Here a skeptic might interject: Isn’t the principal pleasure afforded by all great narrative films the enjoyment of being swept up in a story, waiting eagerly to see what will happen next? Therefore, I should add that, rather than precluding involvement in the movie, Godard’s way of narrating a story allows for a different kind of emotional engagement. This applies not only to Nouvelle vague and Godard’s other recent features but his early films as well—notably, À bout de souffle (1960), in which the playful asides slow the plot down while some key events are presented in an elliptical manner.⁵ Incidentally, while that film is widely considered a classic now (even by reviewers who dismiss Godard’s later work), it met with considerable controversy on first release.⁶ This isn’t to say that, in time, Nouvelle vague—or Passion (1982) or Notre musique (2004)—will come to be as highly regarded as À bout de souffle, but that Godard’s movies have always required viewers to make some adjustments to their habitual assumptions about the art (and business) or narrative filmmaking. That said, while no one could mistake Nouvelle vague for a film of great commercial appeal, it’s not a film that requires any specialized knowledge to be understood as the emotions it conveys speak loud and clear.

Notes:
1. This quote comes from an interview for French television, which is included as a bonus feature on the Chinese DVD of Bresson’s Pickpocket (1959).

2. I’m referring here only to his theatrical features and not his videos.

3. Todd McCarthy for one appears to subscribe to the former thesis (in a blog entry on Film socialisme [2010], he characterizes Godard’s fan base as “a private club with a rigorously limited membership list”), while Roger Ebert seems inclined toward the latter. In his review of Éloge de l’amour (2001), he writes that, “[Godard] stumbles through the wreckage of this film like a baffled Lear, seeking to exercise power that is no longer his. […] After a second viewing, looking beneath the surface, I see so little there. It is all remembered rote work, used to conceal old tricks, facile name-calling, the loss of hope, and emptiness.”

4. Although none of Godard’s recent films have been big hits in the United States (or, so far as I’m aware, anywhere else), Nouvelle vague is particularly obscure in a North American context as it’s never had a US distributor.

5. “Scenes containing crucial action are sometimes brief and confusing.

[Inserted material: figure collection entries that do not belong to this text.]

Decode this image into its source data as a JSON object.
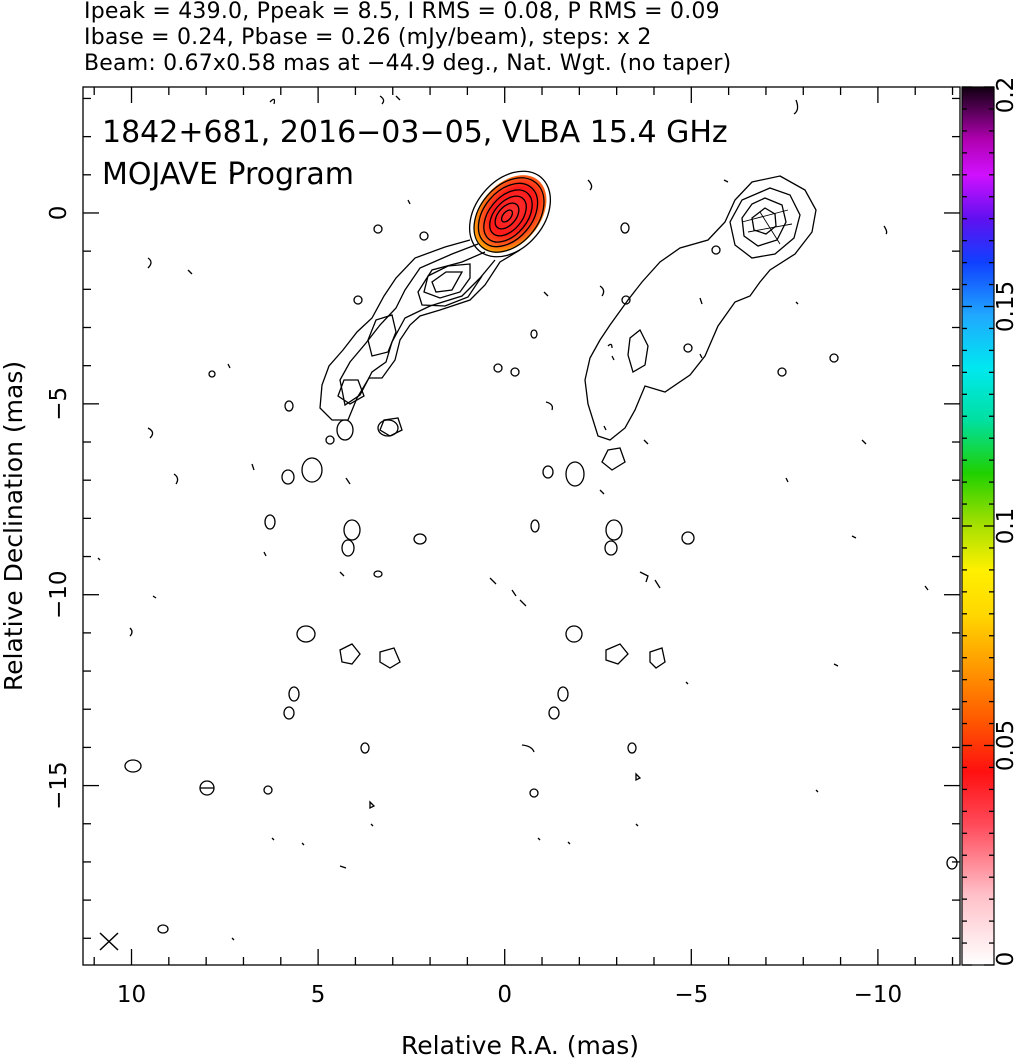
{
  "header": {
    "line1": "Ipeak = 439.0, Ppeak = 8.5, I RMS = 0.08, P RMS = 0.09",
    "line2": "Ibase = 0.24, Pbase = 0.26 (mJy/beam), steps: x 2",
    "line3": "Beam: 0.67x0.58 mas at −44.9 deg., Nat. Wgt. (no taper)"
  },
  "chart_data": {
    "type": "contour",
    "title": "1842+681, 2016−03−05, VLBA 15.4 GHz",
    "subtitle": "MOJAVE Program",
    "xlabel": "Relative R.A. (mas)",
    "ylabel": "Relative Declination (mas)",
    "xlim": [
      11.3,
      -12.2
    ],
    "ylim": [
      -19.7,
      3.3
    ],
    "xticks": [
      10,
      5,
      0,
      -5,
      -10
    ],
    "xtick_labels": [
      "10",
      "5",
      "0",
      "−5",
      "−10"
    ],
    "yticks": [
      0,
      -5,
      -10,
      -15
    ],
    "ytick_labels": [
      "0",
      "−5",
      "−10",
      "−15"
    ],
    "colorbar": {
      "range": [
        0,
        0.2
      ],
      "ticks": [
        0,
        0.05,
        0.1,
        0.15,
        0.2
      ],
      "tick_labels": [
        "0",
        "0.05",
        "0.1",
        "0.15",
        "0.2"
      ]
    },
    "series": [
      {
        "panel": "total intensity",
        "core_center": [
          0,
          0
        ],
        "contour_base_mJy_per_beam": 0.24,
        "contour_step_factor": 2,
        "jet_direction": "south-east",
        "knot_center": [
          2.3,
          -1.9
        ],
        "polarization_patch_center": [
          0,
          0
        ]
      },
      {
        "panel": "polarized intensity",
        "offset_ra": -6.8,
        "contour_base_mJy_per_beam": 0.26,
        "contour_step_factor": 2
      }
    ],
    "beam": {
      "major_mas": 0.67,
      "minor_mas": 0.58,
      "pa_deg": -44.9
    }
  }
}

The murder of the traffic cop, an event that triggers much of what follows, is handled in a very elliptical fashion. […] So much action has been left out that we can barely comprehend what is happening, let alone judge whether Michel shot deliberately or by accident.

“In contrast to the whirlwind presentation of this key action, a lengthy conversation in the middle of the film brings the narrative progression almost to a stand-still. […] So rambling is [Michel and Patricia’s] exchange that some critics have assumed that the dialogue was improvised (although Godard attests that it was all scripted). […] By the end of the long scene (which occupies nearly a third of this 89-minute film), we still do not have a definitive step forward or backward in Michel’s courting of Patricia, and he has made no progress towards escaping.” David Bordwell and Kristin Thompson, Film Art: An Introduction, eighth edition, 2008, p. 397-398.

6. Emmanuel Laurent’s documentary Deux de la vague (2010) contains archival footage of Parisian moviegoers responding to À bout de souffle in 1960, some of whom plainly despised the film (one man describes it as “gratuitous dirt”).